İlerleyen yıllarda Karin Krog ile olan sanatsal ortaklığını duygusal bir zemine taşıyarak sanatçı ile evlenen ve bir süredir Oslo’da yaşamakta olan Surman’ın kariyerinde Jack DeJohnette’nin de ayrı bir yeri vardır. Davulda postmodern üslubun “baba”sı olarak selamlanan DeJohnette ile duo olarak ilk kez The Amazing Adventures of Simon Simon (1981) albümü için stüdyoya giren Surman’ın DeJohnette ile olan dostluğu yıllar önceye uzanır. İkilinin yolları ilk olarak 1968 yılında DeJohnette’nin Bill Evans’ın triosunda çaldığı dönemde kesişir. O dönemde Ronnie Scott’s Club’da bir jam session ile başlayan Surman DeJohnette dostluğu, Surman’ın 1974’de bir süreliğine New York’a taşındığı dönemde de devam eder. Karl Berger’s Creative Music Studio oluşumunda birlikte dersler veren Surman ve DeJohnette ilerleyen yıllarda Invisible Nature (2000) ve Free and Equal (2001) albümleri için yeniden kayıt odasına girerler. Surman, müziğe ilk piyanist olarak başlayan ve piyanist olarak kayıtlar gerçekleştiren DeJohnette ile son olarak 2008 yılında (John Abercrombie, Drew Gross) Brewster’s Rooster albümünü kaydeder. 1980’ler ve sonrasındaki on yıllık dönemde John Taylor, Tony Oxley, Kenny Wheeler, Elvin Jones, Paul Bley, Bill Frisell, Miroslav Vitous, Gil Evans, Tomasz Stańko, Paul Motian gibi her biri caz tarihinde ayrı bir yere sahip, birçok isim ile çalışan Surman sahne çalışmalarının yanısıra, sahne sanatları için de müzik yazmayı ihmal etmez. Amerikalı dansçı ve koreograf Carolyn Carlson ile olan işbirliğinin yanısıra, Avrupa’dan da çeşitli dans toplulukları için müzikler yazan Surman’ın bestelediği müzikler arasında hiç şüphesiz en ünlü olan Sadlers Wells Royal Ballet için yazmış olduğu “Private City” eseridir. Aynı isim ile ECM’den çıkan albüm Surman’ın en ilginç ve beğenilen albümlerinden biridir.

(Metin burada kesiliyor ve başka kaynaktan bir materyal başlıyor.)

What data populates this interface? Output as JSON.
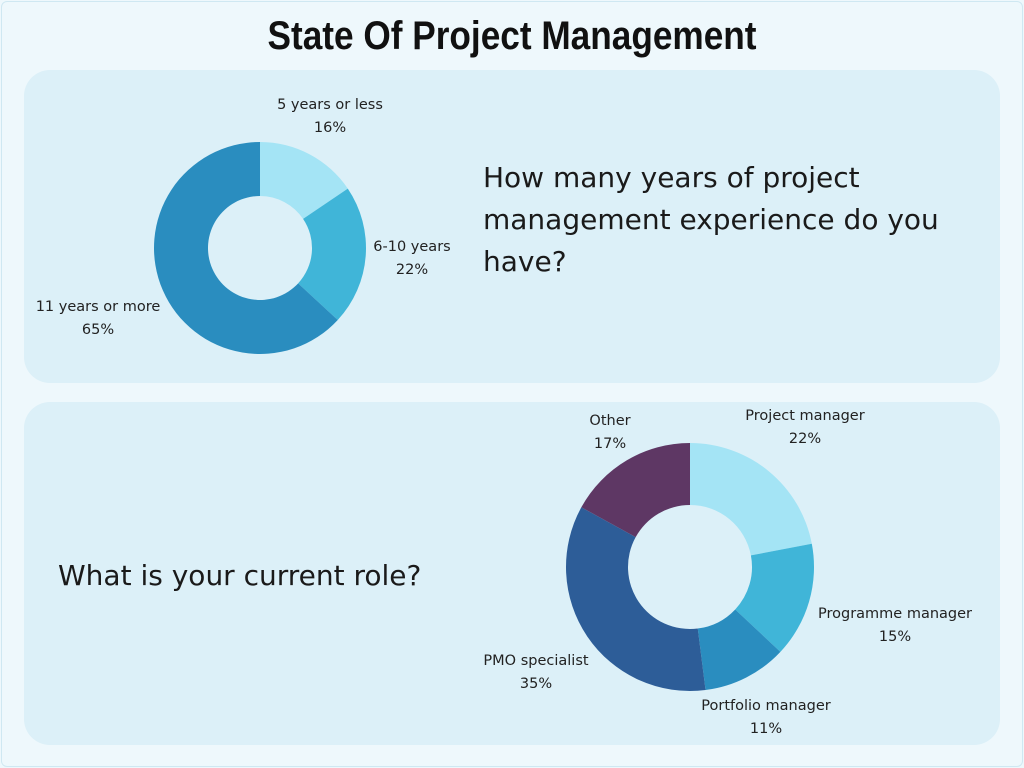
{
  "title": "State Of Project Management",
  "chart_data": [
    {
      "type": "pie",
      "donut": true,
      "question": "How many years of project management experience do you have?",
      "slices": [
        {
          "label": "5 years or less",
          "value": 16,
          "display": "16%",
          "color": "#a4e4f5"
        },
        {
          "label": "6-10 years",
          "value": 22,
          "display": "22%",
          "color": "#40b5d8"
        },
        {
          "label": "11 years or more",
          "value": 65,
          "display": "65%",
          "color": "#2a8dbf"
        }
      ]
    },
    {
      "type": "pie",
      "donut": true,
      "question": "What is your current role?",
      "slices": [
        {
          "label": "Project manager",
          "value": 22,
          "display": "22%",
          "color": "#a4e4f5"
        },
        {
          "label": "Programme manager",
          "value": 15,
          "display": "15%",
          "color": "#40b5d8"
        },
        {
          "label": "Portfolio manager",
          "value": 11,
          "display": "11%",
          "color": "#2a8dbf"
        },
        {
          "label": "PMO specialist",
          "value": 35,
          "display": "35%",
          "color": "#2d5d98"
        },
        {
          "label": "Other",
          "value": 17,
          "display": "17%",
          "color": "#5e3764"
        }
      ]
    }
  ]
}
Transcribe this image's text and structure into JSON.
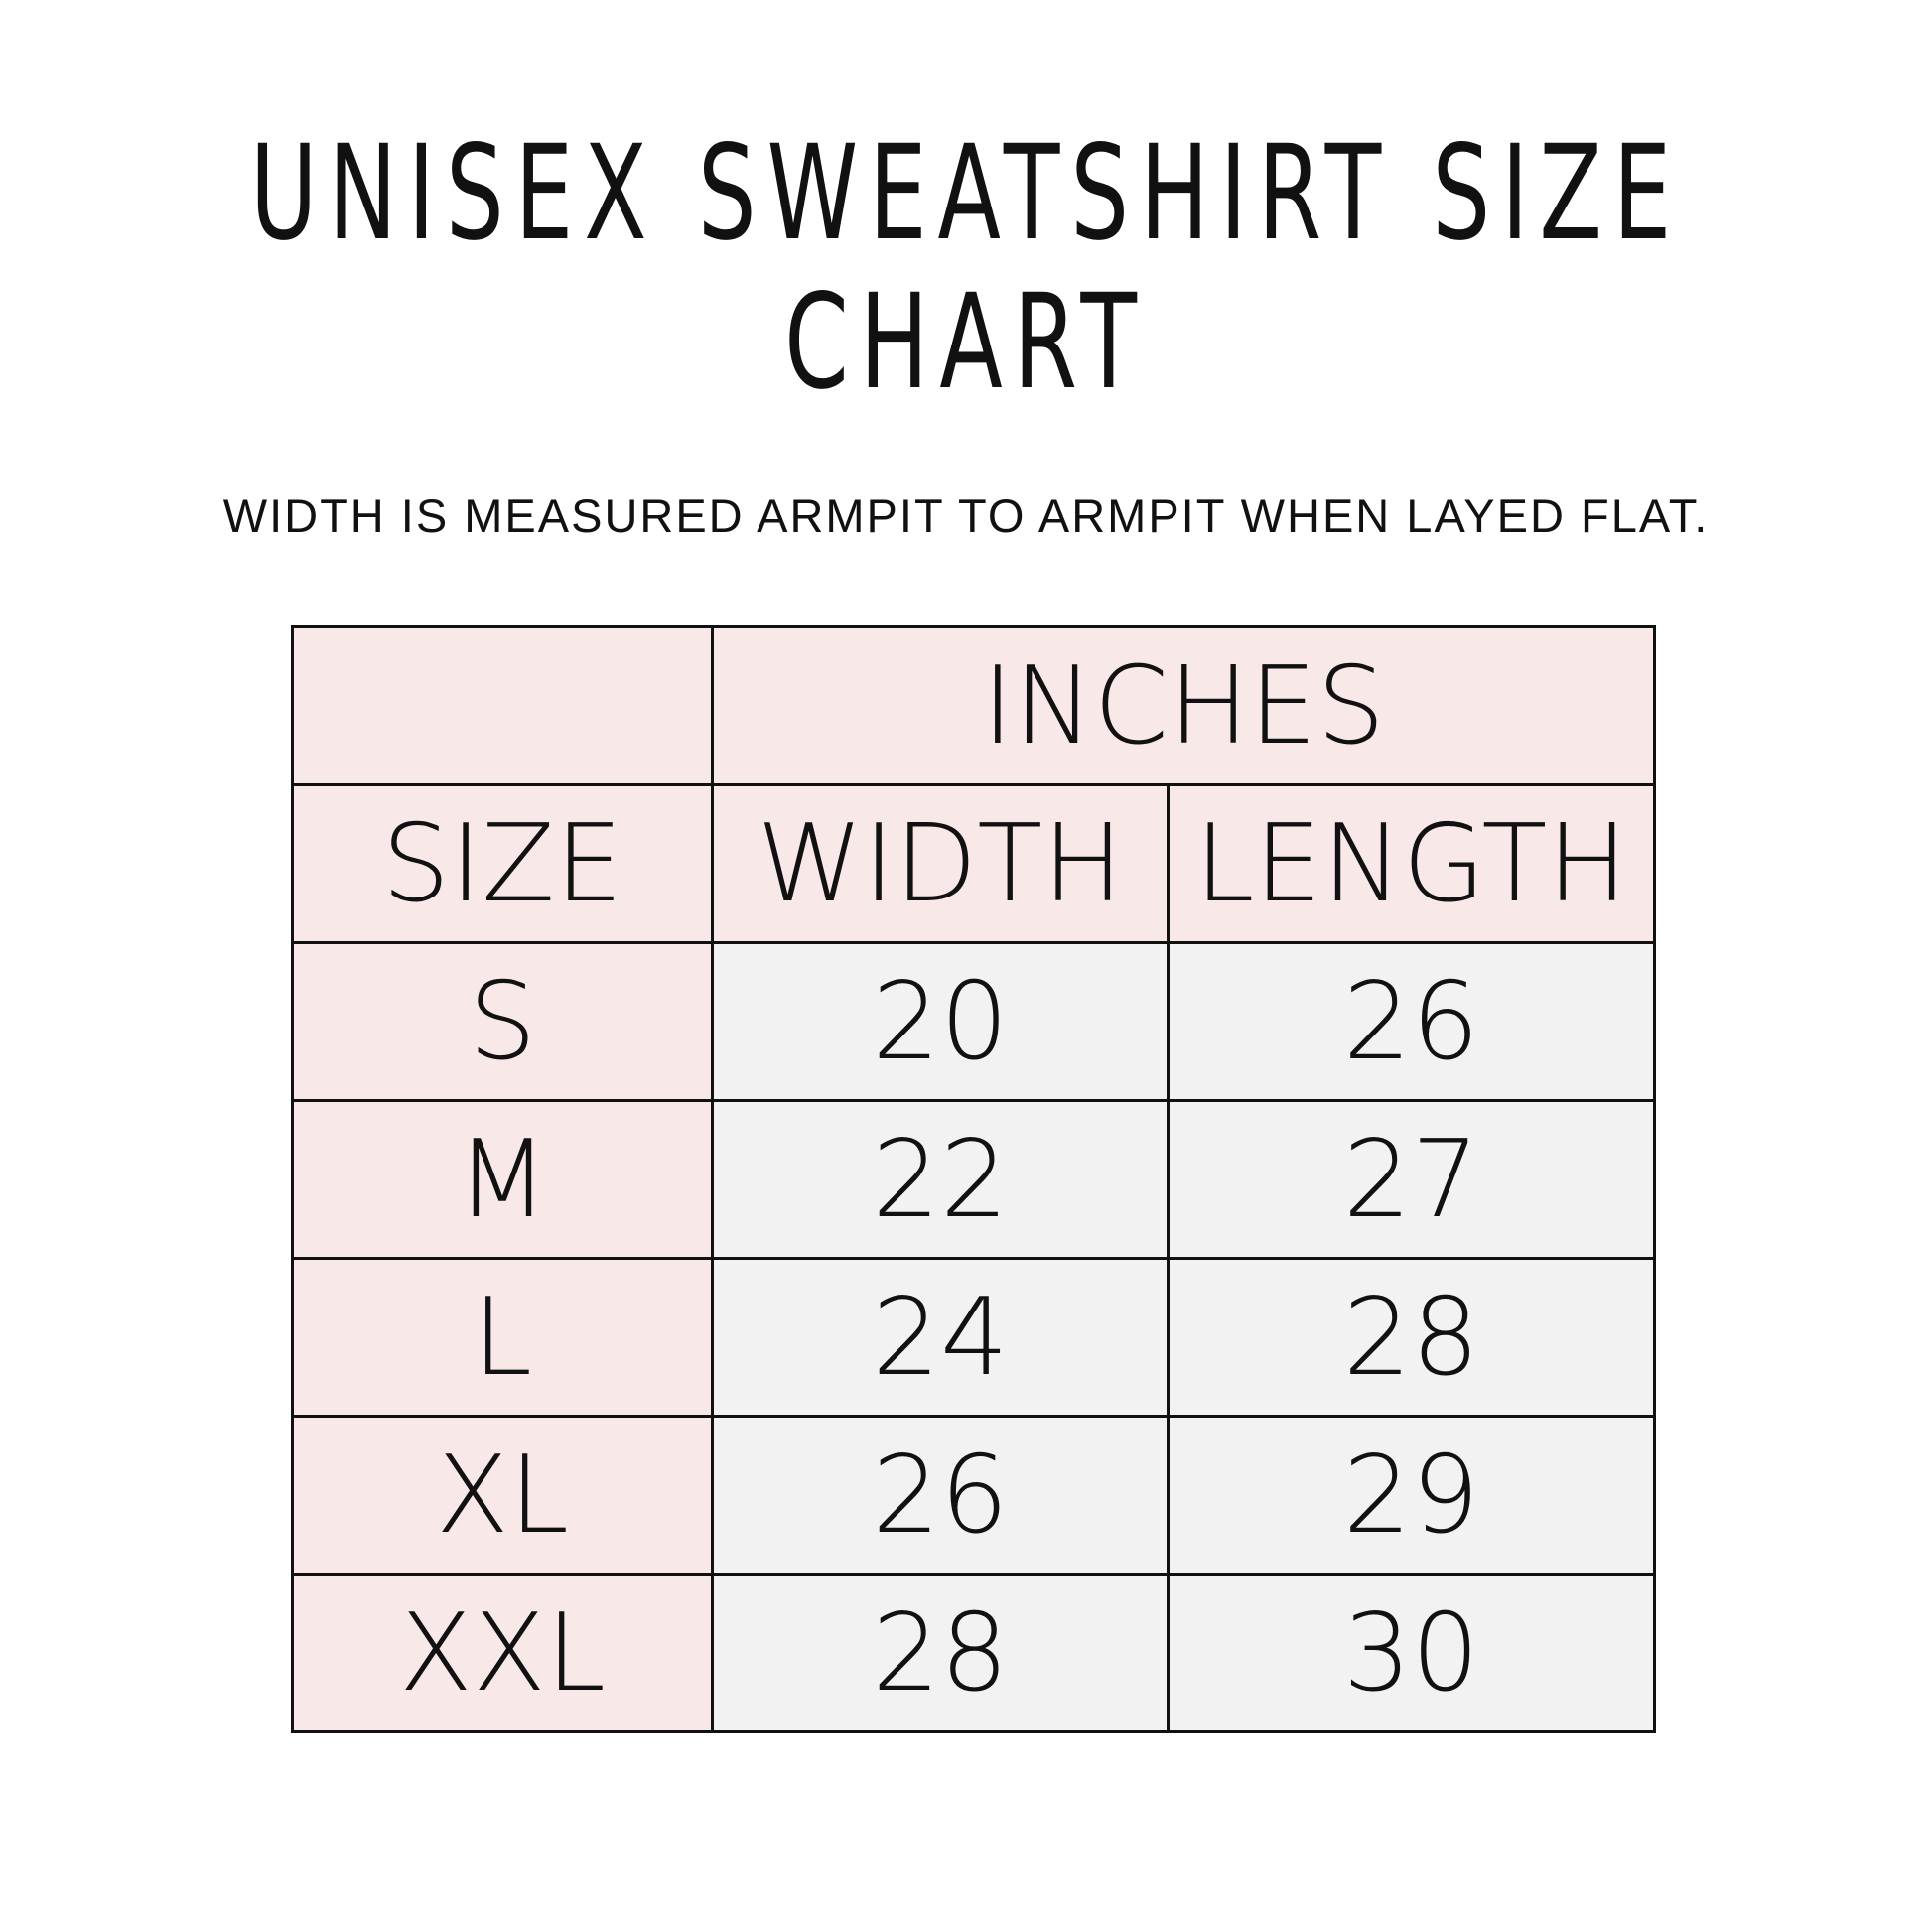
{
  "title": "UNISEX SWEATSHIRT SIZE CHART",
  "note": "WIDTH IS MEASURED ARMPIT TO ARMPIT WHEN LAYED FLAT.",
  "colors": {
    "header_bg": "#f9e8e8",
    "cell_bg": "#f2f2f2",
    "border": "#111111"
  },
  "table": {
    "unit_header": "INCHES",
    "headers": [
      "SIZE",
      "WIDTH",
      "LENGTH"
    ],
    "rows": [
      {
        "size": "S",
        "width": "20",
        "length": "26"
      },
      {
        "size": "M",
        "width": "22",
        "length": "27"
      },
      {
        "size": "L",
        "width": "24",
        "length": "28"
      },
      {
        "size": "XL",
        "width": "26",
        "length": "29"
      },
      {
        "size": "XXL",
        "width": "28",
        "length": "30"
      }
    ]
  }
}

Klasik Müzik ile Caz Arasında Bir Yerde
Surman’ın kariyerinin son on yıllık döneminde belirgin bir şekilde ön plana çıkan fikirlerden biri de müzisyenin yaylı çalgılar ile doğaçlama müziğin bir arada var olabileceği çalışmalara göstermiş olduğu ilgidir. İlk olarak 2000’de Chris Laurence (kontrbas) ve Trans4mation yaylı dörtlüsü ile Coruscating albümünü Surman, bu ekip ile 2007 yılında bir kez daha stüdyoya girerek The Spaces in Between albümünü kaydeder. Tamamı Surman’ın bestelerinden oluşan The Spaces in Between albümü her ne kadar yaylılar soundunun ön planda olduğu bir çalışma gibi gözükse de, her notasında Surman’ın İskandinav folklorüne olan ilgisini inceden inceye hissettirdiği bir çalışmadır. Yaylılar tarafında birkaç parçada armonik yapı olarak neredeyse klasik dönem akor kurulumlarına ve cümle yapılarına yer vermiş olan Surman özellikle bariton ve soprano saksafonlarda çaldığı sololarla bu klasik düzenin çok ötesinde geçer...
Bitirirken
Caz doğası gereği özellikle yirminci yüzyılın ikinci yarısından bu yana çok yönlü ve çok odaklı bir müzik türü oldu. Bu çok yönlülük içinde çok az müzisyen Surman kadar engin bir hayal gücüne sahip olmuş ve birbirlerinden böylesine farklı sesleri bir araya getirerek kendi sesinin bir parçası kılmıştır. Hiç şüphesiz Surman’ı biricikleştiren en önemli noktalardan biri budur.